I felt they belabored the fact that the Leo DiCaprio character was a washed-up actor; I felt they spent too much time establishing that in the beginning of the film. I'm like 'OK, we get it.' It took me a bit to get into the movie at the beginning for that reason... but once I got into it, I was really into it.
Well put & I agree.

Quote:
Originally Posted by sopas ej View Post

I also kept looking at little details, too... and of course I understand not being able to totally recreate 1969 Los Angeles, but I was kind of disappointed that they couldn't recreate the "shoe-box"-style streetlights that Hollywood Boulevard would have had back then
I remember when those streetlights were installed. Thank god they are gone!

Quote:
Originally Posted by sopas ej View Post

Also, the film is helping me look back on that era with a different perspective.
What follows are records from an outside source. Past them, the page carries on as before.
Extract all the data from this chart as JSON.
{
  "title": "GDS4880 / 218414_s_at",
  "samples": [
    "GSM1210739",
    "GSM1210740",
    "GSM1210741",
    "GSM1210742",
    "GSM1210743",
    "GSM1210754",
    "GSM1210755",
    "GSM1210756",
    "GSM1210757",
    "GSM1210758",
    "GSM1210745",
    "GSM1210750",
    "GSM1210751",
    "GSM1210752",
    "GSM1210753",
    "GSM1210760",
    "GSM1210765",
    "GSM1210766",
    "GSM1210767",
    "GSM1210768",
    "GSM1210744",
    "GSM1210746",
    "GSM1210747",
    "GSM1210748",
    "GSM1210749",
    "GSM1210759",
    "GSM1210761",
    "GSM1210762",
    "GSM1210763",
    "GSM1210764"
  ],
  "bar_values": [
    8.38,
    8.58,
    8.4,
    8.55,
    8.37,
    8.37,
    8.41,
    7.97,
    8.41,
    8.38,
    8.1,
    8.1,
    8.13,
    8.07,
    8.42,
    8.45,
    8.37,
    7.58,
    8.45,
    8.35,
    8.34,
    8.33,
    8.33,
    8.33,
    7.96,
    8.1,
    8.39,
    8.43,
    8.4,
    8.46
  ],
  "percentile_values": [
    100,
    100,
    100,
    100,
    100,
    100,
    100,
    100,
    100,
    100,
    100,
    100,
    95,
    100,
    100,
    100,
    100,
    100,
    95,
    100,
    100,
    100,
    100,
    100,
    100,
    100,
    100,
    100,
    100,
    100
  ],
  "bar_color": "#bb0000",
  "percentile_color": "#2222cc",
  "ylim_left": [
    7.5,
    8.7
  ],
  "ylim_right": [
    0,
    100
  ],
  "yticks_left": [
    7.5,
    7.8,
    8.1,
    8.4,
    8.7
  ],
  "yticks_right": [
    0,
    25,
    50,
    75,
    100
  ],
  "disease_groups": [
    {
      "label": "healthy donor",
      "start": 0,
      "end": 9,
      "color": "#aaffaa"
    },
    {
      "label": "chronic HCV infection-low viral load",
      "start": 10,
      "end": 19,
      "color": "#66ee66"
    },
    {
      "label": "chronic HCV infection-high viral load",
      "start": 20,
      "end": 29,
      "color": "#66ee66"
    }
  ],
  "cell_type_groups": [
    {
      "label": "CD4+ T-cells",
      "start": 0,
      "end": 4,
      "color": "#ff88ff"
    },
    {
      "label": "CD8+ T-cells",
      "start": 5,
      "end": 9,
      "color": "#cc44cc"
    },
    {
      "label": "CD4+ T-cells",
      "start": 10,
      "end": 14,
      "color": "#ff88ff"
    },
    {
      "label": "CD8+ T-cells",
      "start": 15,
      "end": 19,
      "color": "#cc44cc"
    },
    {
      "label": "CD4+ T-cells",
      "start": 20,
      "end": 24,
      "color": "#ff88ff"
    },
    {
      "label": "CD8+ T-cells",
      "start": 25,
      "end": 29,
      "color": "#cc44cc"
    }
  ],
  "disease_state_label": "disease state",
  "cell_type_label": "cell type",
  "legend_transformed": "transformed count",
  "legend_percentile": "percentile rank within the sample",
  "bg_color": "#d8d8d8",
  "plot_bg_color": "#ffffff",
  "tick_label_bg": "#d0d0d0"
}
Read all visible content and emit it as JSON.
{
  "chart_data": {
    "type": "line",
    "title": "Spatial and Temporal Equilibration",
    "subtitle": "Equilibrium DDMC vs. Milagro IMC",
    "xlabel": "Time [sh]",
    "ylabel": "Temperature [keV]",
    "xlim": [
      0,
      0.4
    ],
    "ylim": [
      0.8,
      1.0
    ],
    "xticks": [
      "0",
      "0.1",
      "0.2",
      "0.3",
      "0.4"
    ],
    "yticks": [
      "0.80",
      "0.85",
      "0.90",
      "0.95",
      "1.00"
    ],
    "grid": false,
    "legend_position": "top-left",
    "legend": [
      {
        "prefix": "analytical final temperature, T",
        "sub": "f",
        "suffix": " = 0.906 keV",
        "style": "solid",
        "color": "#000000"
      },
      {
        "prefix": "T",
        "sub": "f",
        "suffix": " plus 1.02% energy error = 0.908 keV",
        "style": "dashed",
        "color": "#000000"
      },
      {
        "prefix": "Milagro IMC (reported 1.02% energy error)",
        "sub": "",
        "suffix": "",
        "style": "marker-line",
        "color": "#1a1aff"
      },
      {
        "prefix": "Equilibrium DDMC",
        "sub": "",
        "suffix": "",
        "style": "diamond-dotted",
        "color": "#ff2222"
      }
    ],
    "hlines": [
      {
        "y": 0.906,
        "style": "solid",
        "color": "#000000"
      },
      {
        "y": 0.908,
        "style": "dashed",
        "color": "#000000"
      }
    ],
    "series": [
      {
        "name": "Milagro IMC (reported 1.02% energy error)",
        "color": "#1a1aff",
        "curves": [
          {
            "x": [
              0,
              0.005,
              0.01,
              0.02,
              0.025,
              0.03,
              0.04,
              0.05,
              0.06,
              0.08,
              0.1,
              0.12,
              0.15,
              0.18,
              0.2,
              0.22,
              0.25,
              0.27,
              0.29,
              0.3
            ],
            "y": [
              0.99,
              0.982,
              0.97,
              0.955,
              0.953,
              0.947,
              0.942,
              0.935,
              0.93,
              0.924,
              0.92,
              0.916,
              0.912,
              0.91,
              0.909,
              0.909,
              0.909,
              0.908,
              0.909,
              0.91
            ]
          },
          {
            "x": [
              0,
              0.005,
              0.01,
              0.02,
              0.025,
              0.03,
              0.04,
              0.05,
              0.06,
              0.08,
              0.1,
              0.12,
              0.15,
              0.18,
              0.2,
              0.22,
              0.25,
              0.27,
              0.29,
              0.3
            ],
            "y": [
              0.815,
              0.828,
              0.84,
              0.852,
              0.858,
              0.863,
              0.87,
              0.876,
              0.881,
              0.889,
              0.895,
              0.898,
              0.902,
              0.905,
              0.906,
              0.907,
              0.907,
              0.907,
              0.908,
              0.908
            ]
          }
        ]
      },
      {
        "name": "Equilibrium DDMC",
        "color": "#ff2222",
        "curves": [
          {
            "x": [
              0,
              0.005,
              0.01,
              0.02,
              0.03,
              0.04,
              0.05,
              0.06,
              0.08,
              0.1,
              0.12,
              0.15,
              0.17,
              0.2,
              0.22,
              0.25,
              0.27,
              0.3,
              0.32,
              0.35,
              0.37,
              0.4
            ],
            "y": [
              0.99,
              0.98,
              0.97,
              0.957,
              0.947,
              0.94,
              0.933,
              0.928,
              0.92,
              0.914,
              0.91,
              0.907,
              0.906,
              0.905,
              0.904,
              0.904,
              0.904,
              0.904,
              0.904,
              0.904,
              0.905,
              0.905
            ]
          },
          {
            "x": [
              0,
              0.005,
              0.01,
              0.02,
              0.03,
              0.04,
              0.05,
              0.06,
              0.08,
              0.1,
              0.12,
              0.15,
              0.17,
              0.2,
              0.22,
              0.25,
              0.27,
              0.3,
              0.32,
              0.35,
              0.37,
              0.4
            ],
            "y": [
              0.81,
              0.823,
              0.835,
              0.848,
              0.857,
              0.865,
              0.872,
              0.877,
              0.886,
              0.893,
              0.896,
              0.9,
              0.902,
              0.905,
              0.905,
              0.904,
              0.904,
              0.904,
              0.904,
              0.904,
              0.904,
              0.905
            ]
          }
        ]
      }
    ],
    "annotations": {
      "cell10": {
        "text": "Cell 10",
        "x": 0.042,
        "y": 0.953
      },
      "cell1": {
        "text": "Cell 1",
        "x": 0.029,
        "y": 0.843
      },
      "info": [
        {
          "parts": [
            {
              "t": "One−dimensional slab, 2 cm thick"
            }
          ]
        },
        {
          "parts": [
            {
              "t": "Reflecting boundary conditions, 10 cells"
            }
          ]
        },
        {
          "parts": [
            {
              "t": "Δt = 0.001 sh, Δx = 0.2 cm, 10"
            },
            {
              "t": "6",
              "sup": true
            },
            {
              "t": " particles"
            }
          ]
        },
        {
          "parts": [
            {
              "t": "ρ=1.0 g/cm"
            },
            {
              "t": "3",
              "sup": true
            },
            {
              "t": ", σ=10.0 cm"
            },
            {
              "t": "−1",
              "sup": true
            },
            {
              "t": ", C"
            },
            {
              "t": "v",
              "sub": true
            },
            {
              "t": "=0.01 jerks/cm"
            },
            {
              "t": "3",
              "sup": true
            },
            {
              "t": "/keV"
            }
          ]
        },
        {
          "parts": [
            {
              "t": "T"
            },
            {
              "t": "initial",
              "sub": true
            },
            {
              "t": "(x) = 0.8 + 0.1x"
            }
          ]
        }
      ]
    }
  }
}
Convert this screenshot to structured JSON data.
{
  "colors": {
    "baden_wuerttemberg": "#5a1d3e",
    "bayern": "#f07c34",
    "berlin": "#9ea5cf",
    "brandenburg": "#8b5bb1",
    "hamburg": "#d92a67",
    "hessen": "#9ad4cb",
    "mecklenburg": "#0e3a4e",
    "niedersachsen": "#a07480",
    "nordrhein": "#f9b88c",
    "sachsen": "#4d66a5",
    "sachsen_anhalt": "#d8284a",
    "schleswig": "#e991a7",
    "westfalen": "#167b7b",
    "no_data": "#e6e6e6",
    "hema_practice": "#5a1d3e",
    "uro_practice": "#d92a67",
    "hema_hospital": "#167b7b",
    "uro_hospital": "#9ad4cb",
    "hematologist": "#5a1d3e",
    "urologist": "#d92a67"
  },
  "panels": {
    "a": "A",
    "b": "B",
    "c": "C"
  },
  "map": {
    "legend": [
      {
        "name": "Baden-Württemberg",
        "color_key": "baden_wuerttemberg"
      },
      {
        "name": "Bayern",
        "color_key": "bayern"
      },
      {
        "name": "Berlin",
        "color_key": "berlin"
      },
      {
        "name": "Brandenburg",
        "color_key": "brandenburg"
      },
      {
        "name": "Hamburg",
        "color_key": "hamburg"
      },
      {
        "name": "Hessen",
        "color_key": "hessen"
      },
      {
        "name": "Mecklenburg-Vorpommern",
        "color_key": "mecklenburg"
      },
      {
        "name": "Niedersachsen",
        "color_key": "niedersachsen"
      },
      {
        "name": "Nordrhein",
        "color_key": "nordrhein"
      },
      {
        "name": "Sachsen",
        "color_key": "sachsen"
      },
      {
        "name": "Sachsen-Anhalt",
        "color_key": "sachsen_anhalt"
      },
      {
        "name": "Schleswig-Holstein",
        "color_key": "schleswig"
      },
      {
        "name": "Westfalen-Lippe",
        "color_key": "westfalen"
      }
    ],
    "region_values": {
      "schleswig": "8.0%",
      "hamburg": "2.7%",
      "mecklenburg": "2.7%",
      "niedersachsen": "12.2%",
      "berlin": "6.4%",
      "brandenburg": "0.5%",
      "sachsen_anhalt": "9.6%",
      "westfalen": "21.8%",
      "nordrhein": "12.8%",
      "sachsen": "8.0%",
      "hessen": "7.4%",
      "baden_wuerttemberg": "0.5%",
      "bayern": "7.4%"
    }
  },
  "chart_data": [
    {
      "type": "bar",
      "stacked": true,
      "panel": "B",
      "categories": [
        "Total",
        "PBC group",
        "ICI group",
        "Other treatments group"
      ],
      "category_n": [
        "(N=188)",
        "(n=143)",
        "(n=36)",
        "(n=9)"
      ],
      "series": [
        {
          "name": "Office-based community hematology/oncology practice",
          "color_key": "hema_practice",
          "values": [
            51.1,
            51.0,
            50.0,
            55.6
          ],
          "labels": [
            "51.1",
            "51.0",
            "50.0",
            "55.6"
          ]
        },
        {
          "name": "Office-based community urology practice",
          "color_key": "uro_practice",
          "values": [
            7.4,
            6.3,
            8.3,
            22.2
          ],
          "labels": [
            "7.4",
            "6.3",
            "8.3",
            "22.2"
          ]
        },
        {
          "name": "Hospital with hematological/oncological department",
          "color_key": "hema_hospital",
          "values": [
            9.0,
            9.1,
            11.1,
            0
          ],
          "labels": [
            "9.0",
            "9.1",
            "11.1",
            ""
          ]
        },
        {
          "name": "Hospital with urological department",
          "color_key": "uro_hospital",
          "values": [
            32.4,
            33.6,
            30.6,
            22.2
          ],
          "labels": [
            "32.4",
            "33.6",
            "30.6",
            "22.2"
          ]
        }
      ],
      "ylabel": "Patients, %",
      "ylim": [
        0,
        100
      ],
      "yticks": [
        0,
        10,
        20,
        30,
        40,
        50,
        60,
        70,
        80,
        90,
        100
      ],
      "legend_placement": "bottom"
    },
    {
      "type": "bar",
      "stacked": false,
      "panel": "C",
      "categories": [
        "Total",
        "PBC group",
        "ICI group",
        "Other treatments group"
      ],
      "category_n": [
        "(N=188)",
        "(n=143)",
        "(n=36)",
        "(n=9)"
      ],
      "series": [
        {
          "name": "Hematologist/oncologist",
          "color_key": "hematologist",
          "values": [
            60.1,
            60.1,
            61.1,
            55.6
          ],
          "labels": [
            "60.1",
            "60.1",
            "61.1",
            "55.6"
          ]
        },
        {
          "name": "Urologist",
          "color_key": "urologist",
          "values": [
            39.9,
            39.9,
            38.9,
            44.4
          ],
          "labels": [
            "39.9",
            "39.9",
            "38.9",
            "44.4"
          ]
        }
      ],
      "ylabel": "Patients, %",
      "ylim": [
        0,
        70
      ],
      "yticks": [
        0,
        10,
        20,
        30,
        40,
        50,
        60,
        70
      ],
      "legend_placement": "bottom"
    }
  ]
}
When I was younger, I felt that the late 1960s was when things started going "downhill" in terms of the look of things and the way LA looked, but maybe it's because now, 1969 is already 50 years ago, and it's now acquired a patina that makes it look like an era lost?
I recently heard somebody mention 1969 as Hollywood's Golden Era. Please

I was selling the Free Press in front of the Pandora's Box site in 1967 and later on the northeast corner of Hollywood Boulevard and Cherokee Avenue. I was a distributor to the hippies that milled around and sold the paper for fifteen cents. There was a Rexall Drugstore on the corner and I remember the pharmacist came outside one day and took me aside. He asked me to move to another location. He was losing business. I didn't move and he soon closed the drugstore. I still feel guilty about that. 1969 was the beginning of the first downward spiral of Hollywood Boulevard.

That Rexall was once a Sontag drugstore and later a Love's restaurant. That address had many incarnations, but my best memory is sitting at the soda fountain at Rexall and ordering a ten cent Coke in a paper cone with crushed ice in a black plastic hour glass style holder. There were drugstore lunch counters all over Hollywood Boulevard back in the day, as well as ones at Woolworth's and Newberry's.